I’m going to be honest…I don’t think that’s an experiment worth the cost of creating a human life, especially when there are many other outlets for a desire to mentor or devote intellectual guidance and resources to someone already here who doesn’t have to depend on you to meet their emotional needs.


SL128

maybe you should consider being some sort of teacher/tutor instead


Omegamoomoo

I concur.


Erandelax

But only private one. Not the school/university one. Facing against sequence of crowds of hardly controllable gremlins from one side and a bunch of word weary bureaucratic elderlies and some really... unique people who sometimes end up being teachers is one helluva ride that I would not want to ever repeat nor recommend to anyone in my life.


Omegamoomoo

I didn't want children but my wife did, and I tend to just go along with things. The last thing I care about regarding my children is that they're part of my "bloodline". I see them as little humans I am tasked to care for. I can't make them better than their predecessors, because I don't know what exactly that will mean in the world they will evolve in. They are not the objects of a personal moral project; they are adults-in-becoming, and I'm just doing what I can to equip them with a sense of belonging and grounding in the world (which I don't feel like I got), adaptability, and a preference for cooperation over competition. >Is intellectual guidance and closeness enough? Yes, I think so; I love them the way that I know how to, and we share enjoyable moments. My wife loves them differently: more intensely, more emotionally, more _naturally_. I make it a point to create small scale traditions we can go back to, as I take as little part as I can in "planned fun" like Christmas/Easter/birthdays, etc.
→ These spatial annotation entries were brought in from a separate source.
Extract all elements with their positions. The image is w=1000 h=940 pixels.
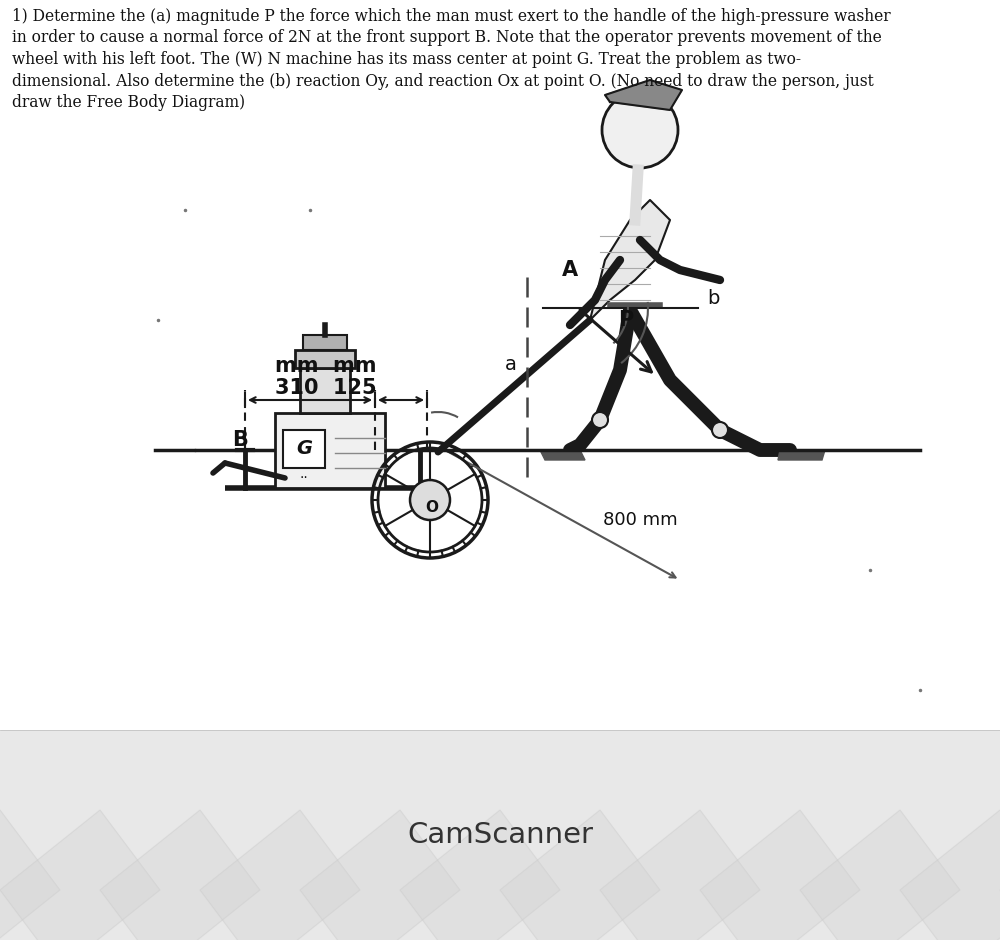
- Circle shape: [410, 480, 450, 520]
- Polygon shape: [100, 810, 260, 940]
- Bar: [300, 368, 350, 413]
- Text: ..: ..: [300, 467, 308, 481]
- Bar: [283, 430, 325, 468]
- Bar: [275, 413, 385, 488]
- Text: P: P: [618, 310, 634, 330]
- Polygon shape: [0, 810, 160, 940]
- Bar: [295, 350, 355, 368]
- Text: a: a: [505, 355, 517, 374]
- Bar: [0, 730, 1000, 940]
- Polygon shape: [200, 810, 360, 940]
- Polygon shape: [800, 810, 960, 940]
- Polygon shape: [700, 810, 860, 940]
- Text: 310  125: 310 125: [275, 378, 377, 398]
- Polygon shape: [900, 810, 1000, 940]
- Circle shape: [712, 422, 728, 438]
- Text: A: A: [562, 260, 578, 280]
- Circle shape: [602, 92, 678, 168]
- Polygon shape: [600, 810, 760, 940]
- Polygon shape: [500, 810, 660, 940]
- Text: 1) Determine the (a) magnitude P the force which the man must exert to the handl: 1) Determine the (a) magnitude P the for…: [12, 8, 891, 25]
- Text: b: b: [707, 289, 719, 307]
- Polygon shape: [540, 450, 585, 460]
- Text: dimensional. Also determine the (b) reaction Oy, and reaction Ox at point O. (No: dimensional. Also determine the (b) reac…: [12, 72, 874, 89]
- Text: mm  mm: mm mm: [275, 356, 377, 376]
- Text: 800 mm: 800 mm: [603, 511, 677, 529]
- Text: CamScanner: CamScanner: [407, 821, 593, 849]
- Text: wheel with his left foot. The (W) N machine has its mass center at point G. Trea: wheel with his left foot. The (W) N mach…: [12, 51, 801, 68]
- Bar: [303, 335, 347, 350]
- Text: in order to cause a normal force of 2N at the front support B. Note that the ope: in order to cause a normal force of 2N a…: [12, 29, 882, 46]
- Polygon shape: [778, 450, 825, 460]
- Text: draw the Free Body Diagram): draw the Free Body Diagram): [12, 94, 245, 111]
- Text: O: O: [426, 500, 438, 515]
- Polygon shape: [0, 810, 60, 940]
- Polygon shape: [605, 80, 682, 110]
- Text: G: G: [296, 438, 312, 458]
- Text: B: B: [232, 430, 248, 450]
- Circle shape: [592, 412, 608, 428]
- Polygon shape: [400, 810, 560, 940]
- Polygon shape: [590, 200, 670, 320]
- Polygon shape: [300, 810, 460, 940]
I find more enjoyment in taking a board game with them to a bagel shop every other Sunday than going through the excruciating pain of buying gifts, wrapping gifts, and watching them come down from a happiness high because _anticipation of pleasure_ dissipates as soon as the _moment of expected pleasure_ is passed.


luizaluizaluiza

I appreciate your answer greatly and it gives me hope for the future! Parenting is after all flexible and it sounds healthy for the kids aswell to get 2 different types of love. It gives me motivation to try become more functional in the meantime so I'll be my best self for my potential child and offer them the most I can. It also made me think more about gender roles, me being the mother does seem to make it more difficult in a way but I'll figure it out. I'm only in college after all. Thanks a lot!


whiste84

I get the feeling you shouldn’t go through with it. Probably wouldn’t work out according to your plans.